If you do want to make movies on your phone, however, the V30 seems like it might be one of the better choices out there. I got my hands on a preproduction unit and below are my first impressions so far. Of course we'll hold off on our final judgment until we get the final production unit in for review.

In the meantime, the LG V30 is shaping up to be a seriously competitive media powerhouse that hopes to duke it out with tomorrow's best Android phones.

(From left to right): The Galaxy S8, V30 and iPhone 7 Plus.

Sarah Tew/CNET

When and where to get it

The V30 will be available first in South Korea on Sept. 21. North America, Asia, Europe, Africa and the Middle East will follow. So far, US carrier AT&T confirmed it will carry the V30, but gave no exact sale date. I'll continue to update this as more carrier announcements roll in.

As for pricing, nothing is official yet.
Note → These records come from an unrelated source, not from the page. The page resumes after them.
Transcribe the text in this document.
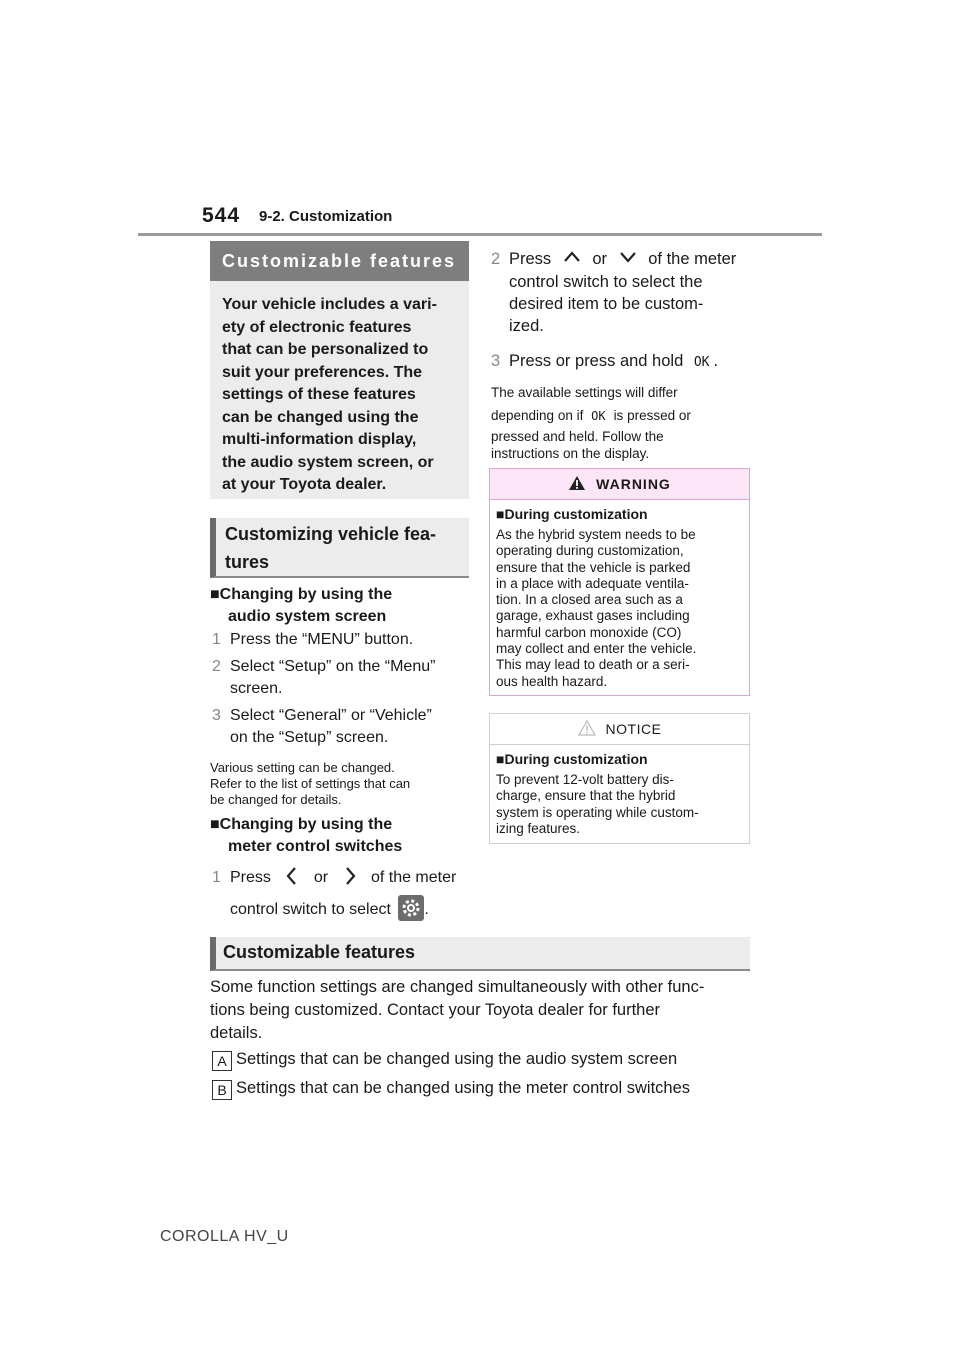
544 9-2. Customization
Customizable features
Your vehicle includes a vari-
ety of electronic features
that can be personalized to
suit your preferences. The
settings of these features
can be changed using the
multi-information display,
the audio system screen, or
at your Toyota dealer.
Customizing vehicle fea-
tures
■Changing by using the
audio system screen
1 Press the “MENU” button.
2 Select “Setup” on the “Menu”
screen.
3 Select “General” or “Vehicle”
on the “Setup” screen.
Various setting can be changed.
Refer to the list of settings that can
be changed for details.
■Changing by using the
meter control switches
1 Press	or	of the meter
control switch to select .
2 Press or of the meter
control switch to select the
desired item to be custom-
ized.
3 Press or press and hold OK .
The available settings will differ
depending on if OK is pressed or
pressed and held. Follow the
instructions on the display.
WARNING
■During customization
As the hybrid system needs to be
operating during customization,
ensure that the vehicle is parked
in a place with adequate ventila-
tion. In a closed area such as a
garage, exhaust gases including
harmful carbon monoxide (CO)
may collect and enter the vehicle.
This may lead to death or a seri-
ous health hazard.
NOTICE
■During customization
To prevent 12-volt battery dis-
charge, ensure that the hybrid
system is operating while custom-
izing features.
Customizable features
Some function settings are changed simultaneously with other func-
tions being customized. Contact your Toyota dealer for further
details.
A Settings that can be changed using the audio system screen
B Settings that can be changed using the meter control switches
COROLLA HV_U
But LG did say it will cost around the same price as the G6 and the V20, so expect it in the ballpark of $600 to $800, or about £650 in the UK and AU$760 to AU$1,010 in Australia.

OLED? Oh my

With the V30, LG switched to using an OLED display instead of an LCD display (which is commonly featured in its high-end phones). Samsung phones have had OLED displays for a while now and its advantages include less battery consumption than LCD, richer colors and deeper blacks. When I watched videos and images on the V30's 6-inch screen, blacks were indeed blacker (perhaps even "none more black") and colors had more "pop" compared to the G6, especially blues and greens. Then again, LG's LCD screens have always been bright and vivid, and LCD technology is still used by Apple and HTC, so don't expect your life to improve all that much with the switch to OLED.

The overall design is similar to the G6, which is great because I loved how the G6 looks. It no longer has the V series' signature second screen (more on that later), but it has the other huge benefit of being water resistant. Its bigger screen also makes it slightly taller and wider than the G6, but funnily enough it's thinner. I dig how the screen softly curves into its edges too, which makes it more comfortable to swipe across the display. The phone's narrow bezels and Gorilla Glass 5 panels on the front and back also make the phone sleek and glossy -- and, unfortunately, a little slippery.

The V30 is the most mature and elegant iteration of the V series and together with the G6, LG has hit its design stride this year. And though it may be "boring" now that LG isn't adding any more gimmicks (like second screens, modules or quick-release buttons for the rear cover), I much prefer this solidly built, cleaner look.

LG V30

No sweating the rain here -- the V30 is water resistant.

Sarah Tew/CNET

Camera and video: One-stop media shop

Like a couple of LG phones before it, the V30 has both a standard- and wide-angle camera. The 16-megapixel camera has a 71-degree range while the 13-megapixel shooter captures images at 120 degrees. 

Both are protected by a glass lens, which helps with clearer images and more accurate colors compared to plastic, but only the standard camera has optical image stabilization (OIS) and an f1.6 aperture. This is a relatively large aperture, wider than the OnePlus 5 (f1.7) and the Google Pixel (f2.0), which are both known for their low-light prowess. Sure, it's not by much, but having a wider aperture lets in more light, and light is everything in photography -- especially for nighttime or low-light shots.